Vorwerk's Smart Carpet means slightly more intelligent robovacs
Roomba might be cute and all, but even though it's loads more intelligent than your average vacuum cleaner, it's
still dumb as hell when you think about it. Instead of methodically cleaning your floors, the Roomba actually bounces
around in a random pattern that's modified based on what it bumps into—it can't keep track of what it's doing or what
parts of the carpet it's already vacuumed. Which is why a German company called Vorwerk is working on a neat, orderly
system called Smart Carpet that removes all the uncertainty from the robovac. The trick is to use carpeting that's
embedded with RFID tags, that way the robovac, which has a built-in RFID reader, can know exactly what parts of
the room it's hit and what it still has left to do.
[Via BigBlog Robotics]






















why do they need to go all over the top and pricy with RFID tags? to look "cool" next to the roomba? tho it is much cooler looking
surely with more processing power (and less RFID tags) you can have something that maps out the room its in and covers the spots it thinks its missed
RFID, AI. It is all too much. It is much easier to train a vac to follow a route. The first time you use the vac in a room, you set it at a certain starting place (say a corner) and then "walk" it through the room over every inch you want cleaned. The vac will "record" this moves. This is like recording a macro in Word or Excel. The next time you want to clean a room, you set it in that room at its designated starting place and let it rerun the route cleaning as it goes. If the route is stored as a series of turns and elapsed time(90 degree left and 8 secs straight, 90 degrees left and 10 seconds straight), it should not take up too much memory. 640K ought to be enough for any one :-) The vac could store routes for say 10 different rooms.
Leave it to the Germans to devise a "neat and orderly system".
RFID, AI. It is all too much. It is much easier to train a vac to follow a route. The first time you use the vac in a room, you set it at a certain starting place (say a corner) and then "walk" it through the room over every inch you want cleaned. The vac will "record" this moves. This is like recording a macro in Word or Excel. The next time you want to clean a room, you set it in that room at its designated starting place and let it rerun the route cleaning as it goes. If the route is stored as a series of turns and elapsed time(90 degree left and 8 secs straight, 90 degrees left and 10 seconds straight), it should not take up too much memory. 640K ought to be enough for any one :-) The vac could store routes for say 10 different rooms.
Doesn't mean much to use hardwood and tile households.
#2 - the recorded route you suggest will work great until somebody moves a chair.

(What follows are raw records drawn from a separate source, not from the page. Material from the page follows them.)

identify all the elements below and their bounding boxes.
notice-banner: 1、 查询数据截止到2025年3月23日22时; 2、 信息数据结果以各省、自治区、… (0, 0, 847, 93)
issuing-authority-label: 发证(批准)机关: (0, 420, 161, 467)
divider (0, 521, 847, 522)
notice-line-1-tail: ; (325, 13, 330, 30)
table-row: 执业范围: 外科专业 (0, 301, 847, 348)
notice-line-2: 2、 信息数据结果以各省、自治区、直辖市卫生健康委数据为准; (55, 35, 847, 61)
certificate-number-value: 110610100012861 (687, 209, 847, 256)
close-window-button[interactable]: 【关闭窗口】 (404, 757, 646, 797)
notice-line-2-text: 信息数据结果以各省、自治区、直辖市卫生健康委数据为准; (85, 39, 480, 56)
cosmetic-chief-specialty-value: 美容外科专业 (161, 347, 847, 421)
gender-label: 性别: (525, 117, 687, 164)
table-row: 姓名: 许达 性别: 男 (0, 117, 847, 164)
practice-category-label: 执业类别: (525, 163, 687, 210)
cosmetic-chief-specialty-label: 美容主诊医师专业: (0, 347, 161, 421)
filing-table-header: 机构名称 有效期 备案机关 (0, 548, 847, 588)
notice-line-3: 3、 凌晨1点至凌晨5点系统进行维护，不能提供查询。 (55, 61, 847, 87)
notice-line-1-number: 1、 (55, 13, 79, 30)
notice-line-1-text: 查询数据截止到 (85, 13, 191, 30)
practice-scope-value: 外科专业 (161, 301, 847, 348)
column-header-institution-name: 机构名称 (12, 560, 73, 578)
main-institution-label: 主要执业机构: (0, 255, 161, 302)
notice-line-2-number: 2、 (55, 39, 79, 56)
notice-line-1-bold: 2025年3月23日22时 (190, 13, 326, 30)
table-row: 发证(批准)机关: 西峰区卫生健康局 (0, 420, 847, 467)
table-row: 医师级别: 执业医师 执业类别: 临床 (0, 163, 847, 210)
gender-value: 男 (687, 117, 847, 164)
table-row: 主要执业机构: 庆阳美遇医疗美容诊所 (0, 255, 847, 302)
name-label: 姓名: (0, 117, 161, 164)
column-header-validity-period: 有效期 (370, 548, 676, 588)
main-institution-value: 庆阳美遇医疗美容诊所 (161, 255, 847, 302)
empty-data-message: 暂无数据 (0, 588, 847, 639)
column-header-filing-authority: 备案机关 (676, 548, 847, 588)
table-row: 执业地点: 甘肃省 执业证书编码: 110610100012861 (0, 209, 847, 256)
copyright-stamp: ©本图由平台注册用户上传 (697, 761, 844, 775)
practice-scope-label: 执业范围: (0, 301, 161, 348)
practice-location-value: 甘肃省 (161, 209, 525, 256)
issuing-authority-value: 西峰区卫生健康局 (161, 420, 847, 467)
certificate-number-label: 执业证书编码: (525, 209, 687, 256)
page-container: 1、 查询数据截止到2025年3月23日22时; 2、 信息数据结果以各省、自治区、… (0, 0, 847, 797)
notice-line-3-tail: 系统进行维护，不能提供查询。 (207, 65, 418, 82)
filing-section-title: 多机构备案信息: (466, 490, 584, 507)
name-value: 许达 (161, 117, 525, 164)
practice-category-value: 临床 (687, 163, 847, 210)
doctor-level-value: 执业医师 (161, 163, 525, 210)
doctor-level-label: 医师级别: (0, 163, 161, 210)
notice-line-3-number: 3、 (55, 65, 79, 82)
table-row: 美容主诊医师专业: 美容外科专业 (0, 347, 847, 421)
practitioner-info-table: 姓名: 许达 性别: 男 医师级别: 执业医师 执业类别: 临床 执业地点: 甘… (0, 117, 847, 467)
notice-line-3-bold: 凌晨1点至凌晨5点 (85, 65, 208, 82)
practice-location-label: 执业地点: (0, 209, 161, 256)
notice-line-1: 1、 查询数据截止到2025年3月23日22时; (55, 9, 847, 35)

Yes, the roomba is really stupid and barely deserves to be called a robot at all. But uh, wasn't it about the same time Roomba came out that Electrolux brought out a genuine robot vacuum cleaner that did use an AI technology... I forget how it worked but it didn't need RFID tags in your carpet - it's not really rocket science to map and then (fairly) efficiently cover an area even if it isn't tagged.

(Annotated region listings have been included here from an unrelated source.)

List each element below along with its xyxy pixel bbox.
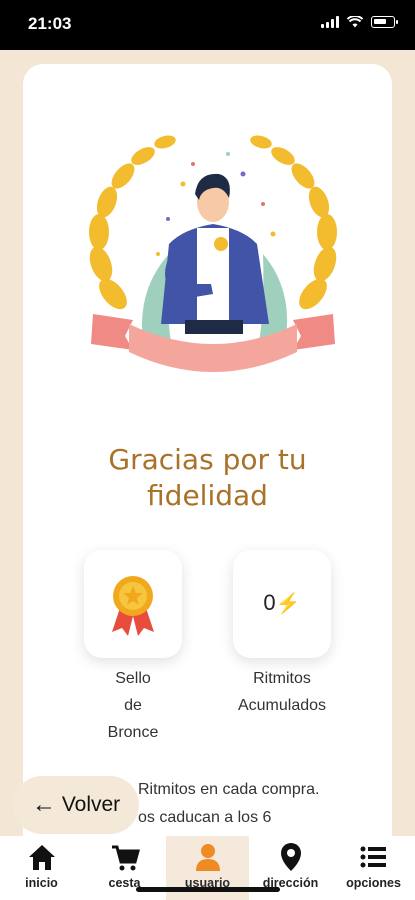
info-line: os caducan a los 6 <box>138 809 272 826</box>
seal-badge <box>84 550 182 658</box>
loyalty-illustration <box>89 135 337 372</box>
status-bar: 21:03 <box>0 0 415 50</box>
points-badge: 0⚡ <box>233 550 331 658</box>
medal-icon <box>112 576 154 636</box>
page-title-text: Gracias por tu fidelidad <box>108 443 307 512</box>
nav-label: inicio <box>25 876 58 890</box>
points-number: 0 <box>263 590 276 615</box>
points-value: 0⚡ <box>233 590 331 616</box>
seal-label: Sello de Bronce <box>84 665 182 746</box>
wifi-icon <box>347 16 363 28</box>
loyalty-card: Gracias por tu fidelidad Sello de Bronce… <box>23 64 392 854</box>
home-indicator <box>136 887 280 892</box>
back-button[interactable]: ← Volver <box>13 776 139 834</box>
location-pin-icon <box>281 843 301 871</box>
signal-icon <box>321 16 339 28</box>
page-title: Gracias por tu fidelidad <box>23 442 392 514</box>
points-label-line: Acumulados <box>237 697 327 714</box>
nav-label: opciones <box>346 876 401 890</box>
status-icons <box>321 16 398 28</box>
seal-label-line: Sello <box>115 670 151 687</box>
points-label-line: Ritmitos <box>253 670 311 687</box>
status-time: 21:03 <box>28 14 72 33</box>
points-label: Ritmitos Acumulados <box>203 665 361 719</box>
cart-icon <box>112 845 140 871</box>
list-icon <box>360 846 386 868</box>
seal-label-line: Bronce <box>107 724 159 741</box>
nav-item-opciones[interactable]: opciones <box>332 836 415 900</box>
arrow-left-icon: ← <box>31 791 56 818</box>
battery-icon <box>371 16 398 28</box>
nav-item-inicio[interactable]: inicio <box>0 836 83 900</box>
back-button-label: Volver <box>61 793 121 816</box>
home-icon <box>29 845 55 870</box>
seal-label-line: de <box>124 697 142 714</box>
user-icon <box>196 844 220 871</box>
lightning-icon: ⚡ <box>275 593 301 615</box>
info-line: Ritmitos en cada compra. <box>138 781 320 798</box>
info-text: Ritmitos en cada compra. os caducan a lo… <box>138 776 388 832</box>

If you're going to get a robot you might as well get a real one. On the other hand, that Electrolux model cost 10 times as much as a Roomba and probably sold 1000 times fewer. :)
baaaah this is stupid and primitive!
its like those 20$ DiY bots back in the days that followed a coloured line you traced on a surface, except the line is now expensive copyrighted RFID.Plus you have to put them yourself in your flat's floor ; i mean wtf???
They should use a cam and image recognition, thats at least a little bit more hightech!
Don't worry though thanks to all this savage, private and rules-less globalization you'll soon have your very own 1$ per day 3rd world country servant who will be infinitely more efficient than technobabble such as this.
rejoyce...
Here's a visualisation of the Electrolux Trilobyte's (similar to the Roomba) random cleaning pattern: http://www.flickr.com/photos/timo/10401165/
That thing looks like it makes a mean cake too
to Blore40:
The fix path idea would not work in praticle since:
1.there may be obstacles on its way, as #5 says.
2.the robot cannot locate its coordinates due to the sensor error.
For now, I'll say roomba is the most practicle solution.